Description
Describe the issue:
The ICDF function for the discrete geometric distribution involves the ceiling function applied on a ratio of two values which is a floating point number. If this ratio is close to an integer, a small noise added to it even in the smallest digit of precision can sway the result of the ceiling function to the other side resulting in a wrong ICDF value.
The example code below is for an example of a Geometric distribution with p=0.99, and CDF value 0.9999 whose ICDF is expected to be 2. Within the ICDF function, defining the ratio a = pt.log1p(-value) / pt.log1p(-p)

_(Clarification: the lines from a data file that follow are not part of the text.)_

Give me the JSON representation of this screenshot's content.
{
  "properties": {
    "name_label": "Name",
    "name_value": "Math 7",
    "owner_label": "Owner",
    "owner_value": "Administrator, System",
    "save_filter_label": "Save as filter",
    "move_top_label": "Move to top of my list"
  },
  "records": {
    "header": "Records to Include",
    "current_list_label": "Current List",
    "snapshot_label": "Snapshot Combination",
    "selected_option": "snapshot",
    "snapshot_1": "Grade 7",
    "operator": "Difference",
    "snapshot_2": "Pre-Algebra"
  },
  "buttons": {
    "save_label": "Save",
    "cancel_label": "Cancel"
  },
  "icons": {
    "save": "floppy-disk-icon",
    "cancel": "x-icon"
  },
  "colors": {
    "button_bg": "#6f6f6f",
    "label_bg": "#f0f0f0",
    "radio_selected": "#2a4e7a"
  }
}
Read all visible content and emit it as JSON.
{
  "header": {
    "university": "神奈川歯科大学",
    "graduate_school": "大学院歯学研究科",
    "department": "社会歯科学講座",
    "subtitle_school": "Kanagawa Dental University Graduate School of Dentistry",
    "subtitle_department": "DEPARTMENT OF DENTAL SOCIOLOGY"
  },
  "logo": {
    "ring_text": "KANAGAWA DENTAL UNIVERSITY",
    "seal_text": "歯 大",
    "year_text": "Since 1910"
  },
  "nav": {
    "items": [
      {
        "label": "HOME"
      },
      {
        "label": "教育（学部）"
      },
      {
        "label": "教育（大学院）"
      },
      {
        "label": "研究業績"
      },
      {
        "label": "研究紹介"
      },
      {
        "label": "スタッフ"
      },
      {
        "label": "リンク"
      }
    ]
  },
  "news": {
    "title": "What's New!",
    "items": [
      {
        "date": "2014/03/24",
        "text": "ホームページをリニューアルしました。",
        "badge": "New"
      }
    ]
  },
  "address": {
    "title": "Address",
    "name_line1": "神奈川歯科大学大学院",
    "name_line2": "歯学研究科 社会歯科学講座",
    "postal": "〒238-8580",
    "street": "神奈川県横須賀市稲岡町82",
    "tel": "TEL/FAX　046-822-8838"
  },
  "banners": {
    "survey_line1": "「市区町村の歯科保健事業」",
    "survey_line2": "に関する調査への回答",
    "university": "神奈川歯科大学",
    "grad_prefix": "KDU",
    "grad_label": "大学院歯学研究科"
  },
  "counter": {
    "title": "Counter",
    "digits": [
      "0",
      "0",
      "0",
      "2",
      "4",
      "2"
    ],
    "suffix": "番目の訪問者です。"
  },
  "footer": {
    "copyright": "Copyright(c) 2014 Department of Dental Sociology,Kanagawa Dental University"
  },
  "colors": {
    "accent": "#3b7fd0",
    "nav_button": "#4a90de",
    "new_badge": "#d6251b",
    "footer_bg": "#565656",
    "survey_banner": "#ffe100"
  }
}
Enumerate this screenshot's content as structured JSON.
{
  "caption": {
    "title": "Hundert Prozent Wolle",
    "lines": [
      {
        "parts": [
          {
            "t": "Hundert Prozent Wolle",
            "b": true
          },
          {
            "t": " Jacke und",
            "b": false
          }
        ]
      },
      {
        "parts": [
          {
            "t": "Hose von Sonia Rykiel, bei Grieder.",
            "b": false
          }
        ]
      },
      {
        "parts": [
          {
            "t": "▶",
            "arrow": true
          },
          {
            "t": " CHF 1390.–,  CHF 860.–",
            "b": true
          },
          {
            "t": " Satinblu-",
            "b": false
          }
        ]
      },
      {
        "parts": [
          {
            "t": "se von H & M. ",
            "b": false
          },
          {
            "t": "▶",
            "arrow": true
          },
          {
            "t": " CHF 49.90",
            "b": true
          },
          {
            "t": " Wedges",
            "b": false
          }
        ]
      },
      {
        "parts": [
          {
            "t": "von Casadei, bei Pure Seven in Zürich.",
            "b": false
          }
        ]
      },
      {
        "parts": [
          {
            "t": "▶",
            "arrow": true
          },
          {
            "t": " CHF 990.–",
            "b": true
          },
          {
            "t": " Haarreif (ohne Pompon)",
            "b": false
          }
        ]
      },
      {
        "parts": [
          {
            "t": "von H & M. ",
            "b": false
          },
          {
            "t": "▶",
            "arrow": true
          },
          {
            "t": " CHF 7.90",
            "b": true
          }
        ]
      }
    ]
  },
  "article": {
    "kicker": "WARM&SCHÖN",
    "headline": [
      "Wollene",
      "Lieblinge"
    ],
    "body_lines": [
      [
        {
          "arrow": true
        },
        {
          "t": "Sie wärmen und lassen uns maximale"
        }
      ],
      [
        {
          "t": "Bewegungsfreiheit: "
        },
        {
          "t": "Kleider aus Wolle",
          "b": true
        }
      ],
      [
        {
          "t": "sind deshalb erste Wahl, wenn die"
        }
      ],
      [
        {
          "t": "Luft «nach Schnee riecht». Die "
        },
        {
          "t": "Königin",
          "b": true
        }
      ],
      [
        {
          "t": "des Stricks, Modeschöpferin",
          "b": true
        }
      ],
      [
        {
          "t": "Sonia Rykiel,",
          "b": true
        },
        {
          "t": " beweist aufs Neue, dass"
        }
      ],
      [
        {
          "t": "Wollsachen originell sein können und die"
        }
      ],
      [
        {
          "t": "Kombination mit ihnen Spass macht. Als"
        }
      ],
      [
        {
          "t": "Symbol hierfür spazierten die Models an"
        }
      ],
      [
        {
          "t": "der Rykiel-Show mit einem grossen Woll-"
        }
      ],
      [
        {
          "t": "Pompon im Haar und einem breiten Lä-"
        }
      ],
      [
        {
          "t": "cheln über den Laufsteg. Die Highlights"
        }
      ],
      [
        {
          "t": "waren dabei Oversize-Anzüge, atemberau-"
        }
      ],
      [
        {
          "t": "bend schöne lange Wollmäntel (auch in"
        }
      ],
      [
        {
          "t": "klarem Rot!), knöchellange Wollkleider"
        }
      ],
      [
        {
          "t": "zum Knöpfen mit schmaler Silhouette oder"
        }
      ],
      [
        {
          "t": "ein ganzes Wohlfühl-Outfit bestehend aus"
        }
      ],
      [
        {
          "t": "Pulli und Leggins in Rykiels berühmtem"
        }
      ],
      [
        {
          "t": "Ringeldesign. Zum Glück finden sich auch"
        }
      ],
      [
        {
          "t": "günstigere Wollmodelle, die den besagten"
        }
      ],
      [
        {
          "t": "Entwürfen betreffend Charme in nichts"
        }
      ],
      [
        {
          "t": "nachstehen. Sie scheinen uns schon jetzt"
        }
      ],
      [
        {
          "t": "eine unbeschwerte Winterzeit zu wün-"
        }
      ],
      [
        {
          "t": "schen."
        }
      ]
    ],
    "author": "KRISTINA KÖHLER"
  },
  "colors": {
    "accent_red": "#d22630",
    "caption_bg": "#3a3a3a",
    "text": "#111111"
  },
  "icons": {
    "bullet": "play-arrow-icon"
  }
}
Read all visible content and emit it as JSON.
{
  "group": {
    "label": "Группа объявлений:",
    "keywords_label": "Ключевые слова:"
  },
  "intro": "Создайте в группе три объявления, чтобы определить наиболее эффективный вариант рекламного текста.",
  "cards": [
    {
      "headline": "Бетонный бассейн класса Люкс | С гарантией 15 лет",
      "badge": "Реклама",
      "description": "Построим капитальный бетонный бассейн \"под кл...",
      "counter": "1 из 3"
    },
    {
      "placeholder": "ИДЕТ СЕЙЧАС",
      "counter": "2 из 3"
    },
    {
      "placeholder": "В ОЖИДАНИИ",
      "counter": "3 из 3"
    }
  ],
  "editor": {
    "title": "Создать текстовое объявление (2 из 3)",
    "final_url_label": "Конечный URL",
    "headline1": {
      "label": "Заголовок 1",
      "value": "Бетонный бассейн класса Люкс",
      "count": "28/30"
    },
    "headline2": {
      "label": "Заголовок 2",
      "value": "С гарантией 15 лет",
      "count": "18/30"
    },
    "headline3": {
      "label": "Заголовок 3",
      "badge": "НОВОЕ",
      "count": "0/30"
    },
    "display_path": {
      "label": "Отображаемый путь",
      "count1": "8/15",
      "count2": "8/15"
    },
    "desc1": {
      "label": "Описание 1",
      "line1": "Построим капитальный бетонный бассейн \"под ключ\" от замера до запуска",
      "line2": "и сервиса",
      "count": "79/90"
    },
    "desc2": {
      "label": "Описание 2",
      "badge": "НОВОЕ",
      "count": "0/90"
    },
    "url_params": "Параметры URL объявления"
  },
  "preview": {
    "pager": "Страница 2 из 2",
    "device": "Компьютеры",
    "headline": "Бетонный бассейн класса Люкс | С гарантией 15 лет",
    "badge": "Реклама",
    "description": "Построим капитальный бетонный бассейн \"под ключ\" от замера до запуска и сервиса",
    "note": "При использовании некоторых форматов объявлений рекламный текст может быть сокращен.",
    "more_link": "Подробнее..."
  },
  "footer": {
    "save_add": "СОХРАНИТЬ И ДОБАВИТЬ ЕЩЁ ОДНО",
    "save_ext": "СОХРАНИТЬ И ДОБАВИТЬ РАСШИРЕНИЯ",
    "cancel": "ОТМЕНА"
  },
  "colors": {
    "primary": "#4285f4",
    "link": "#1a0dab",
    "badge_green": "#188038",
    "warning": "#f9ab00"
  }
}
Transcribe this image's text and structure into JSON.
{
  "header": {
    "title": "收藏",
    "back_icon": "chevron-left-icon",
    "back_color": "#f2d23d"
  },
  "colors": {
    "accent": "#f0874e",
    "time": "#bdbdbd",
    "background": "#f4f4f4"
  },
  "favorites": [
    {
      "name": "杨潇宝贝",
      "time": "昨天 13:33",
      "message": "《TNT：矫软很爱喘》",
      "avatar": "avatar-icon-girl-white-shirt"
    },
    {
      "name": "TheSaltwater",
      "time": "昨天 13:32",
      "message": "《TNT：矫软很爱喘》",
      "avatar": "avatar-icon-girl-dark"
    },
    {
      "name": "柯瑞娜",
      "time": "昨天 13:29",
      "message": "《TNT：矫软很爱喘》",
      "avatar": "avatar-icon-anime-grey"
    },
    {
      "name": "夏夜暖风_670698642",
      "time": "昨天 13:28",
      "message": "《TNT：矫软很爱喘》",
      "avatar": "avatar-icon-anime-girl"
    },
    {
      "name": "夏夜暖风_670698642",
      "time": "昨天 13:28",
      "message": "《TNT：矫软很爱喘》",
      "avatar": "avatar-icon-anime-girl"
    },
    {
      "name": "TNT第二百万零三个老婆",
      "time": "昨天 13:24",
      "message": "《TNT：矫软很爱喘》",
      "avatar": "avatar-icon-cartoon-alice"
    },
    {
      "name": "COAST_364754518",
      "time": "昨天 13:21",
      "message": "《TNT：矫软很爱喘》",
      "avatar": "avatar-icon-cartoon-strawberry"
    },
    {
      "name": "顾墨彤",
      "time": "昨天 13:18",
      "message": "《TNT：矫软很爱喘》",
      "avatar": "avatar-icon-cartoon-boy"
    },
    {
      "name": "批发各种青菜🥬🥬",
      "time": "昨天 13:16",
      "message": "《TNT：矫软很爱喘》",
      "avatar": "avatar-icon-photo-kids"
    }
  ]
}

Ratio a before ceil: 2.000000000000025
Ratio a after ceil: 3.0
Expected value after ceil: 2
The tiny numerical error 000000000000025 contributes to the wrong value after ceil.
I also have a solution to this, which involves truncating the floating point value to a certain number of digits before using the ceiling function on it. This gets rid of the sensitivity to the smallest of noise. I will push a commit with this fix shortly.
Reproduceable code example:
import pytensor as pt
import pymc as pm
from pymc.logprob.basic import icdf
from pymc.pytensorf import inputvars
import numpy as np
value = 0.9999 # CDF value for n=2
p = 0.99 # Parameter p of the discrete Geometric distribution.
# The below ratio 'a' is used inside the ICDF function:
a = np.log1p(-value) / np.log1p(-p)
print(
f"""
Ratio before ceil: {a}
Ratio after ceil: {np.ceil(a)}
Expected value after ceil: 2
"""
)
dist = pm.Geometric.dist(p=p)
dist_icdf = icdf(dist, pt.tensor.type.TensorType(dtype='float64', shape=[])('value'))
dist_icdf_fn = pt.function(list(inputvars(dist_icdf)), dist_icdf)
assert dist_icdf_fn(value) == 2Error message:
AssertionErrorPyMC version information:
pytensor: 2.10.1
Python: 3.10.10
PyMC: latest commit 2a324bc
Context for the issue:
No response